10 things you probably didn’t know about Dutch wine
- Dutch Wine in the World Business Class
For more than a decade KLM (Dutch Royal Airlines) has been serving Dutch wines in its business class. Of course, business class passengers only get the best of the best.
- Dutch vineyards since Roman Times
Did you know that there was already viticulture in the south of the Netherlands in Roman times? The first official record actually dates from the year 968. The inventory list of Queen ‘Gerberga van Saksen’ describes vineyards in and around Maastricht. This ceased in the 16th century due to a small ice age. After that phylloxera destroyed all the remaining vineyards in Europe. The viticulture came back to life in 1967 by a few pioneers who planted new vineyards in the south of the Netherlands.
- Dutch Royal Wedding
At their wedding, King Willem Alexander and Queen Maxima enjoyed Dutch wine from ‘hoeve Nekum’, along with their guests..
- Quality over Quantity
Dutch vineyards are relatively small. To keep vineyards small is a smart choice because most Dutch winegrowers go for quality instead of quantity. Also not hindered by tradition, Dutch winemakers can be innovative. And the best results are achieved by constantly trying new ways.
- Dutch wine is special
Dutch vineyards are now producing 1.5 million bottles of wine a year.
That may sound like a lot but with 17 million Dutch citizens you have to be quick if you want to get a bottle of Dutch wine.
- Dutch wines gain international recognition
Leading British wine expert (geen dubbele punt) Jancis Robinson praises Dutch wines in her article: ‘My most surprising tasting ever.’ In this article she describes her completely natural and unexpected reactions to a range of wines from a very unusual wine-producing country, very surprised by how well made they were.
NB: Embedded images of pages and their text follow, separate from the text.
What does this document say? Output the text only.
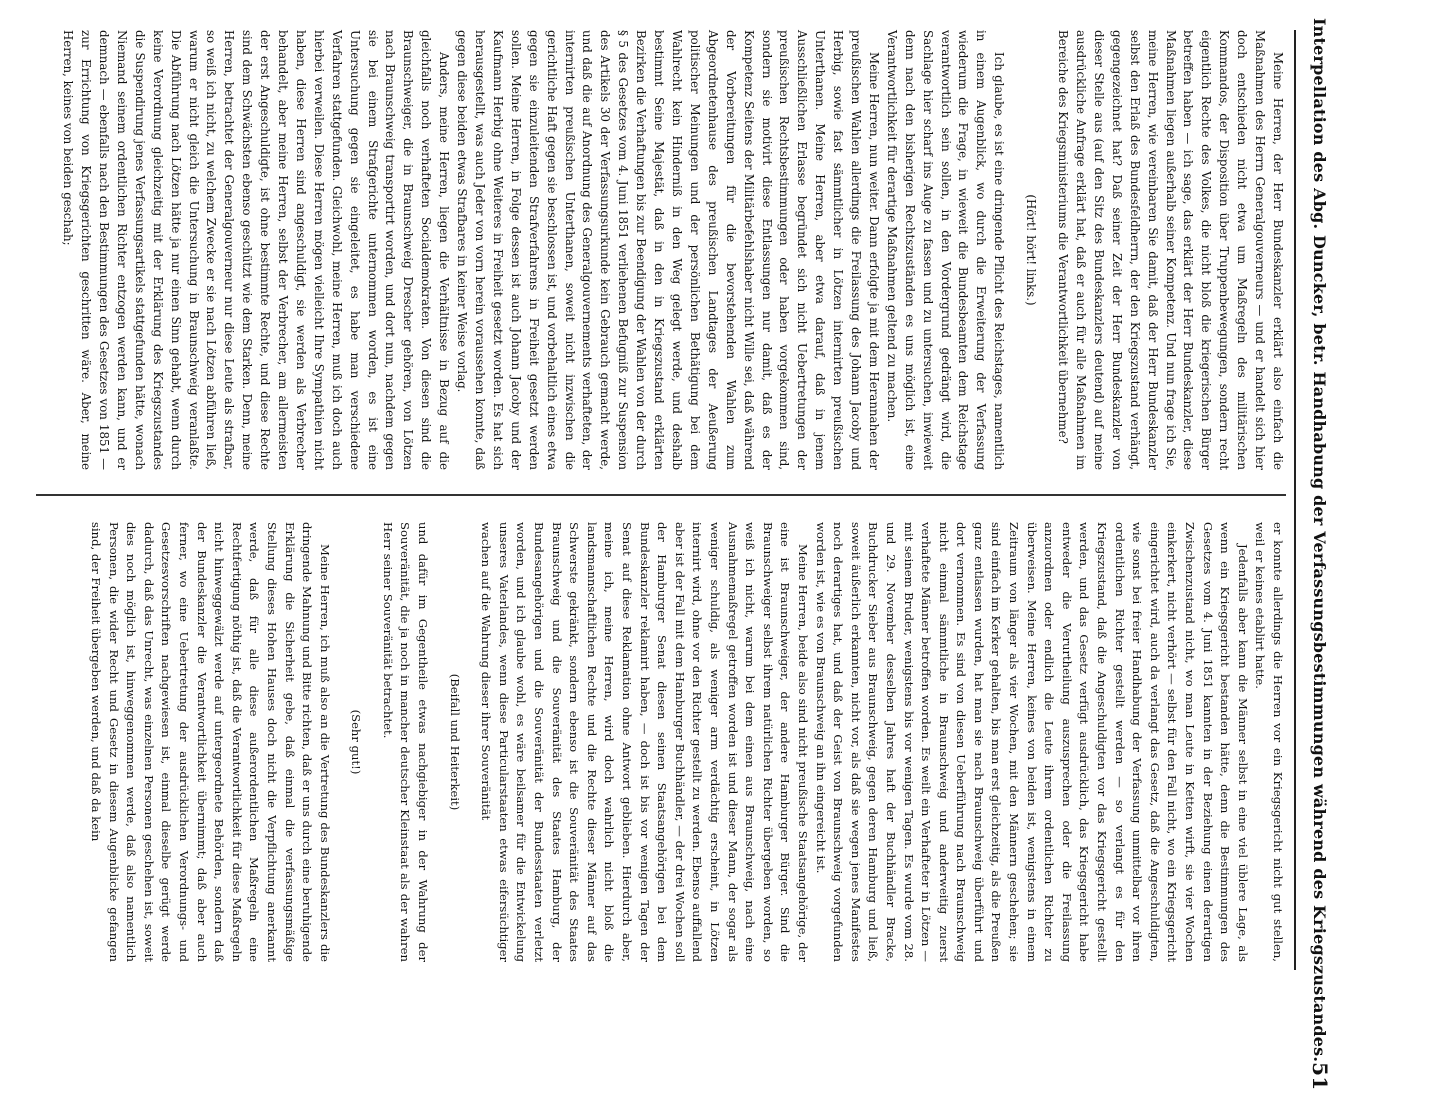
Interpellation des Abg. Duncker, betr. Handhabung der Verfassungsbestimmungen während des Kriegszustandes.
51

Meine Herren, der Herr Bundeskanzler erklärt also einfach die Maßnahmen des Herrn Generalgouverneurs — und er handelt sich hier doch entschieden nicht etwa um Maßregeln des militärischen Kommandos, der Disposition über Truppenbewegungen, sondern recht eigentlich Rechte des Volkes, die nicht bloß die kriegerischen Bürger betreffen haben — ich sage, das erklärt der Herr Bundeskanzler, diese Maßnahmen liegen außerhalb seiner Kompetenz. Und nun frage ich Sie, meine Herren, wie vereinbaren Sie damit, daß der Herr Bundeskanzler selbst den Erlaß des Bundesfeldherrn, der den Kriegszustand verhängt, gegengezeichnet hat? Daß seiner Zeit der Herr Bundeskanzler von dieser Stelle aus (auf den Sitz des Bundeskanzlers deutend) auf meine ausdrückliche Anfrage erklärt hat, daß er auch für alle Maßnahmen im Bereiche des Kriegsministeriums die Verantwortlichkeit übernehme?

(Hört! hört! links.)

Ich glaube, es ist eine dringende Pflicht des Reichstages, namentlich in einem Augenblick, wo durch die Erweiterung der Verfassung wiederum die Frage, in wieweit die Bundesbeamten dem Reichstage verantwortlich sein sollen, in den Vordergrund gedrängt wird, die Sachlage hier scharf ins Auge zu fassen und zu untersuchen, inwieweit denn nach den bisherigen Rechtszuständen es uns möglich ist, eine Verantwortlichkeit für derartige Maßnahmen geltend zu machen.

Meine Herren, nun weiter. Dann erfolgte ja mit dem Herannahen der preußischen Wahlen allerdings die Freilassung des Johann Jacoby und Herbig, sowie fast sämmtlicher in Lötzen internirten preußischen Unterthanen. Meine Herren, aber etwa darauf, daß in jenem Ausschließlichen Erlasse begründet sich nicht Uebertretungen der preußischen Rechtsbestimmungen oder haben vorgekommen sind, sondern sie motivirt diese Entlassungen nur damit, daß es der Kompetenz Seitens der Militärbefehlshaber nicht Wille sei, daß während der Vorbereitungen für die bevorstehenden Wahlen zum Abgeordnetenhause des preußischen Landtages der Aeußerung politischer Meinungen und der persönlichen Bethätigung bei dem Wahlrecht kein Hinderniß in den Weg gelegt werde, und deshalb bestimmt Seine Majestät, daß in den in Kriegszustand erklärten Bezirken die Verhaftungen bis zur Beendigung der Wahlen von der durch § 5 des Gesetzes vom 4. Juni 1851 verliehenen Befugniß zur Suspension des Artikels 30 der Verfassungsurkunde kein Gebrauch gemacht werde, und daß die auf Anordnung des Generalgouvernements verhafteten, der internirten preußischen Unterthanen, soweit nicht inzwischen die gerichtliche Haft gegen sie beschlossen ist, und vorbehaltlich eines etwa gegen sie einzuleitenden Strafverfahrens in Freiheit gesetzt werden sollen. Meine Herren, in Folge dessen ist auch Johann Jacoby und der Kaufmann Herbig ohne Weiteres in Freiheit gesetzt worden. Es hat sich herausgestellt, was auch Jeder von vorn herein voraussehen konnte, daß gegen diese beiden etwas Strafbares in keiner Weise vorlag.

Anders, meine Herren, liegen die Verhältnisse in Bezug auf die gleichfalls noch verhafteten Socialdemokraten. Von diesen sind die Braunschweiger, die in Braunschweig Drescher gehören, von Lötzen nach Braunschweig transportirt worden, und dort nun, nachdem gegen sie bei einem Strafgerichte unternommen worden, es ist eine Untersuchung gegen sie eingeleitet, es habe man verschiedene Verfahren stattgefunden. Gleichwohl, meine Herren, muß ich doch auch hierbei verweilen. Diese Herren mögen vielleicht Ihre Sympathien nicht haben, diese Herren sind angeschuldigt, sie werden als Verbrecher behandelt, aber meine Herren, selbst der Verbrecher, am allermeisten der erst Angeschuldigte, ist ohne bestimmte Rechte, und diese Rechte sind dem Schwächsten ebenso geschützt wie dem Starken. Denn, meine Herren, betrachtet der Generalgouverneur nur diese Leute als strafbar, so weiß ich nicht, zu welchem Zwecke er sie nach Lötzen abführen ließ, warum er nicht gleich die Untersuchung in Braunschweig veranlaßte. Die Abführung nach Lötzen hätte ja nur einen Sinn gehabt, wenn durch keine Verordnung gleichzeitig mit der Erklärung des Kriegszustandes die Suspendirung jenes Verfassungsartikels stattgefunden hätte, wonach Niemand seinem ordentlichen Richter entzogen werden kann, und er demnach — ebenfalls nach den Bestimmungen des Gesetzes von 1851 — zur Errichtung von Kriegsgerichten geschritten wäre. Aber, meine Herren, keines von beiden geschah;

er konnte allerdings die Herren vor ein Kriegsgericht nicht gut stellen, weil er keines etablirt hatte.

Jedenfalls aber kann die Männer selbst in eine viel üblere Lage, als wenn ein Kriegsgericht bestanden hätte, denn die Bestimmungen des Gesetzes vom 4. Juni 1851 kannten in der Beziehung einen derartigen Zwischenzustand nicht, wo man Leute in Ketten wirft, sie vier Wochen einkerkert, nicht verhört — selbst für den Fall nicht, wo ein Kriegsgericht eingerichtet wird, auch da verlangt das Gesetz, daß die Angeschuldigten, wie sonst bei freier Handhabung der Verfassung unmittelbar vor ihren ordentlichen Richter gestellt werden — so verlangt es für den Kriegszustand, daß die Angeschuldigten vor das Kriegsgericht gestellt werden, und das Gesetz verfügt ausdrücklich, das Kriegsgericht habe entweder die Verurtheilung auszusprechen oder die Freilassung anzuordnen oder endlich die Leute ihrem ordentlichen Richter zu überweisen. Meine Herren, keines von beiden ist, wenigstens in einem Zeitraum von länger als vier Wochen, mit den Männern geschehen; sie sind einfach im Kerker gehalten, bis man erst gleichzeitig, als die Preußen ganz entlassen wurden, hat man sie nach Braunschweig überführt und dort vernommen. Es sind von diesen Ueberführung nach Braunschweig nicht einmal sämmtliche in Braunschweig und anderweitig zuerst verhaftete Männer betroffen worden. Es weilt ein Verhafteter in Lötzen — mit seinem Bruder, wenigstens bis vor wenigen Tagen. Es wurde vom 28. und 29. November desselben Jahres haft der Buchhändler Bracke, Buchdrucker Sieber aus Braunschweig, gegen deren Hamburg und ließ, soweit äußerlich erkannten, nicht vor, als daß sie wegen jenes Manifestes noch derartiges hat, und daß der Geist von Braunschweig vorgefunden worden ist, wie es von Braunschweig an ihn eingereicht ist.

Meine Herren, beide also sind nicht preußische Staatsangehörige, der eine ist Braunschweiger, der andere Hamburger Bürger. Sind die Braunschweiger selbst ihrem natürlichen Richter übergeben worden, so weiß ich nicht, warum bei dem einen aus Braunschweig, nach eine Ausnahmemaßregel getroffen worden ist und dieser Mann, der sogar als weniger schuldig, als weniger arm verdächtig erscheint, in Lötzen internirt wird, ohne vor den Richter gestellt zu werden. Ebenso auffallend aber ist der Fall mit dem Hamburger Buchhändler, — der drei Wochen soll der Hamburger Senat diesen seinen Staatsangehörigen bei dem Bundeskanzler reklamirt haben, — doch ist bis vor wenigen Tagen der Senat auf diese Reklamation ohne Antwort geblieben. Hierdurch aber, meine ich, meine Herren, wird doch wahrlich nicht bloß die landsmannschaftlichen Rechte und die Rechte dieser Männer auf das Schwerste gekränkt, sondern ebenso ist die Souveränität des Staates Braunschweig und die Souveränität des Staates Hamburg, der Bundesangehörigen und die Souveränität der Bundesstaaten verletzt worden, und ich glaube wohl, es wäre beilsamer für die Entwickelung unseres Vaterlandes, wenn diese Particularstaaten etwas eifersüchtiger wachen auf die Wahrung dieser ihrer Souveränität

(Beifall und Heiterkeit)

und dafür im Gegentheile etwas nachgiebiger in der Wahrung der Souveränität, die ja noch in mancher deutscher Kleinstaat als der wahren Herr seiner Souveränität betrachtet.

(Sehr gut!)

Meine Herren, ich muß also an die Vertretung des Bundeskanzlers die dringende Mahnung und Bitte richten, daß er uns durch eine beruhigende Erklärung die Sicherheit gebe, daß einmal die verfassungsmäßige Stellung dieses Hohen Hauses doch nicht die Verpflichtung anerkannt werde, daß für alle diese außerordentlichen Maßregeln eine Rechtfertigung nöthig ist, daß die Verantwortlichkeit für diese Maßregeln nicht hinweggewälzt werde auf untergeordnete Behörden, sondern daß der Bundeskanzler die Verantwortlichkeit übernimmt; daß aber auch ferner, wo eine Uebertretung der ausdrücklichen Verordnungs- und Gesetzesvorschriften nachgewiesen ist, einmal dieselbe gerügt werde dadurch, daß das Unrecht, was einzelnen Personen geschehen ist, soweit dies noch möglich ist, hinweggenommen werde, daß also namentlich Personen, die wider Recht und Gesetz in diesem Augenblicke gefangen sind, der Freiheit übergeben werden, und daß da kein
- The oldest and the youngest
The oldest vineyard in the Netherlands dates from 1967: Wijngaard Slavante in Maastricht. And the youngest is from 2003: Wijngaard De Reeborgesch in de De Achterhoek.
- Special grapes
Because of the cool climate in the Netherlands, winemakers like to plant grape varieties that mature quickly. One of those grapes is the Johanniter, that only needs 1500 hours of sun per year.
- Vineyards in the Netherlands
In every province in the Netherlands, wine is being produced. The most northern vineyards are in Friesland and Texel, one of the Wadden islands. The most vineyards you will find in the south and eastern provinces, with a big density in Limburg. You’ll also find some vineyards in and near the big cities like No Chateau in Amsterdam.
- Dutch top restaurants
Dutch wine is also served in the best restaurants in the country such as Inter Scaldes (3 Michelin stars) in Zeeland. Their sommelier has even written a book about it.